In 2012 President Barack Obama attempted to make four appointments during a pro forma session, calling the practice of blocking recess appointments into question. However, in 2014 the Supreme Court of the United States in NLRB v. Noel Canning determined that the President had improperly used his presidential power to make these appointments, stating that while the Senate was in recess punctuated by pro forma sessions the period of time between the sessions was not long enough to invoke such power.

In April 2020, President Donald Trump claimed that the president's constitutional power under Article II, Section 3 empowered him to suspend both houses of Congress (overriding the pro forma procedure), thus enabling him to make appointments to vacant government positions while Congress is suspended. Article II, Section 3 enables the president to "convene or adjourn Congress" ... "on extraordinary occasions", a power that has never been used to adjourn Congress, though it has been used on rare occasions to convene Congress. The suggestion was condemned by former Clinton Press Secretary Joe Lockhart and quickly shot down by the Republican Senate leader Mitch McConnell.

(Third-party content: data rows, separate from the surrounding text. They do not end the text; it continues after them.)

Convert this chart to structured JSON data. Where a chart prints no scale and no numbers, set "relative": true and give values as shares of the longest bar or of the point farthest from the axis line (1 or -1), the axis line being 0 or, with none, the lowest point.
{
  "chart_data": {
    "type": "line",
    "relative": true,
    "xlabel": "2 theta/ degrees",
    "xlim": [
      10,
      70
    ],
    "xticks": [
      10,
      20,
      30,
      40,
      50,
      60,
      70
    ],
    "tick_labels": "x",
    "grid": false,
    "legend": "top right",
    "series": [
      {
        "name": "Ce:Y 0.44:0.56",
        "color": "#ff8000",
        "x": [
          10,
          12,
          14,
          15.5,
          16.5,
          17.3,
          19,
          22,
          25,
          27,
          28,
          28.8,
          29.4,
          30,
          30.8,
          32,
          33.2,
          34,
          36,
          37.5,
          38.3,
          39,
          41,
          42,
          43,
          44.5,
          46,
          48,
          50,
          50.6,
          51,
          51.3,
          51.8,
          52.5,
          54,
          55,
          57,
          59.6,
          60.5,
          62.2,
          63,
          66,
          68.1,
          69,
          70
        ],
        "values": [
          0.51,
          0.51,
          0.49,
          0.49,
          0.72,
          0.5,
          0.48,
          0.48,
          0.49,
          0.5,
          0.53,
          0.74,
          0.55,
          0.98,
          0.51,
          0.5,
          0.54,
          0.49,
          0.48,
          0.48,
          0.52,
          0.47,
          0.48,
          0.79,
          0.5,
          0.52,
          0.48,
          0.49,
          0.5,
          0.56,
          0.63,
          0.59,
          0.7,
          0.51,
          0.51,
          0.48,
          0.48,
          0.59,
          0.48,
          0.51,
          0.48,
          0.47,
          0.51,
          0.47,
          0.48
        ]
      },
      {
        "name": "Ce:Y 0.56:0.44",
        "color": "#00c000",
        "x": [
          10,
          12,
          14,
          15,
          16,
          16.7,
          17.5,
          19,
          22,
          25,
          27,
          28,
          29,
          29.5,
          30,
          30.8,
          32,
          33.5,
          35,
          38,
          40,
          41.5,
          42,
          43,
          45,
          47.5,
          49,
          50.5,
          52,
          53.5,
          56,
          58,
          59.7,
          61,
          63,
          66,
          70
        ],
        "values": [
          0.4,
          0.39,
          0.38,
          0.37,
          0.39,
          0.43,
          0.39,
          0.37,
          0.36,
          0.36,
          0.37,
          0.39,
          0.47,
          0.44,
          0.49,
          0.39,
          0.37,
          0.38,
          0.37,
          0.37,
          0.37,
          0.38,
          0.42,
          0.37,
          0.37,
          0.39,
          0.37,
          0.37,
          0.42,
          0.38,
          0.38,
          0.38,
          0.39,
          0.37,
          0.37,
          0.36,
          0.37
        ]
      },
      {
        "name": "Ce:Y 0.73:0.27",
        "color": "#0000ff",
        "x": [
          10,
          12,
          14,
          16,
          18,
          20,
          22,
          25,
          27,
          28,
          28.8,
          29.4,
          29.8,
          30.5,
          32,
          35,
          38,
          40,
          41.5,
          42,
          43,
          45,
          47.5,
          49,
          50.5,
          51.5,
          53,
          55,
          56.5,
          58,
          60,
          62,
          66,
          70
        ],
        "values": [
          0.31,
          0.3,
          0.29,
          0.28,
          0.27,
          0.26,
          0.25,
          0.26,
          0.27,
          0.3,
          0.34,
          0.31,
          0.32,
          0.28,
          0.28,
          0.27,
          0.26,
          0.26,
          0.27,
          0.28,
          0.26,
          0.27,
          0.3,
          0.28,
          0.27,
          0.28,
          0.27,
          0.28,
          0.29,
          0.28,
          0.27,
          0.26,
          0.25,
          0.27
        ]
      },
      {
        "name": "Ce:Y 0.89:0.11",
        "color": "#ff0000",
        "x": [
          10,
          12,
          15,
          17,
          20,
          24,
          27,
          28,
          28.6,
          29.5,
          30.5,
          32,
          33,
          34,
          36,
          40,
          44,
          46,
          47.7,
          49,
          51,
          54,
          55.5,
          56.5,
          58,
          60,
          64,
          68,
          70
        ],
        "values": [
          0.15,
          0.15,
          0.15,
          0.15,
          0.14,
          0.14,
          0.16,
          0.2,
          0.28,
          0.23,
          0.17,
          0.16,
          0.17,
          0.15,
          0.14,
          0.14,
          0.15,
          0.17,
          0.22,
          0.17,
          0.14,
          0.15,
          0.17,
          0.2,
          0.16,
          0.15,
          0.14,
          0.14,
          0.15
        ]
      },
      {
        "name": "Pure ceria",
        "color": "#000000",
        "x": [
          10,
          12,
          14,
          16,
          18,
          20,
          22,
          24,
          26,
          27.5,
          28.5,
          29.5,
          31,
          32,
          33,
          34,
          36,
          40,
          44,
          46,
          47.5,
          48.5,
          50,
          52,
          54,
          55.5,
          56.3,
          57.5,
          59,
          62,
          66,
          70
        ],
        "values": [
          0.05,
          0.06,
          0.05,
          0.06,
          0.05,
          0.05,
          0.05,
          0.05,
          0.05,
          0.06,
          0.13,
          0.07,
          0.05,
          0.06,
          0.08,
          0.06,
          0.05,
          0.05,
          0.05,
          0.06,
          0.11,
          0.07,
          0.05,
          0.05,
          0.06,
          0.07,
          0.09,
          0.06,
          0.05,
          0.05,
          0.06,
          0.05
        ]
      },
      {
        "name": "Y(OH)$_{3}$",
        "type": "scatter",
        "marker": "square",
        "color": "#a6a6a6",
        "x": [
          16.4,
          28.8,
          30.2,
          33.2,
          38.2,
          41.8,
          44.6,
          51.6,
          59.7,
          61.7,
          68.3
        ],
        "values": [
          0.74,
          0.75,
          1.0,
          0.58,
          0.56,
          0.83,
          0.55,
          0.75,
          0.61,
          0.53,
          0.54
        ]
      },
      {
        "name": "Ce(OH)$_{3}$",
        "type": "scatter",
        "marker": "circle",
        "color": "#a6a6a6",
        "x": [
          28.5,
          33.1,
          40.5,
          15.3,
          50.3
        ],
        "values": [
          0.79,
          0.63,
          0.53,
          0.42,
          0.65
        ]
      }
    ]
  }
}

In addition, the president's constitutional power to adjourn either or both houses of Congress is limited to situations in which the "Time of Adjournment" is disagreed upon between the House and Senate, creating a "Case of Disagreement", which implicates Article I, Section 5, of the Constitution. This section prohibits either house of Congress from adjourning for more than three days without the consent of the other house of Congress.

Similar practices exist in the state legislatures, and for similar reasons; for example, in Minnesota, legislative bodies have the same every-three-days meeting requirement that Congress has. Pro forma sessions are held to meet this requirement.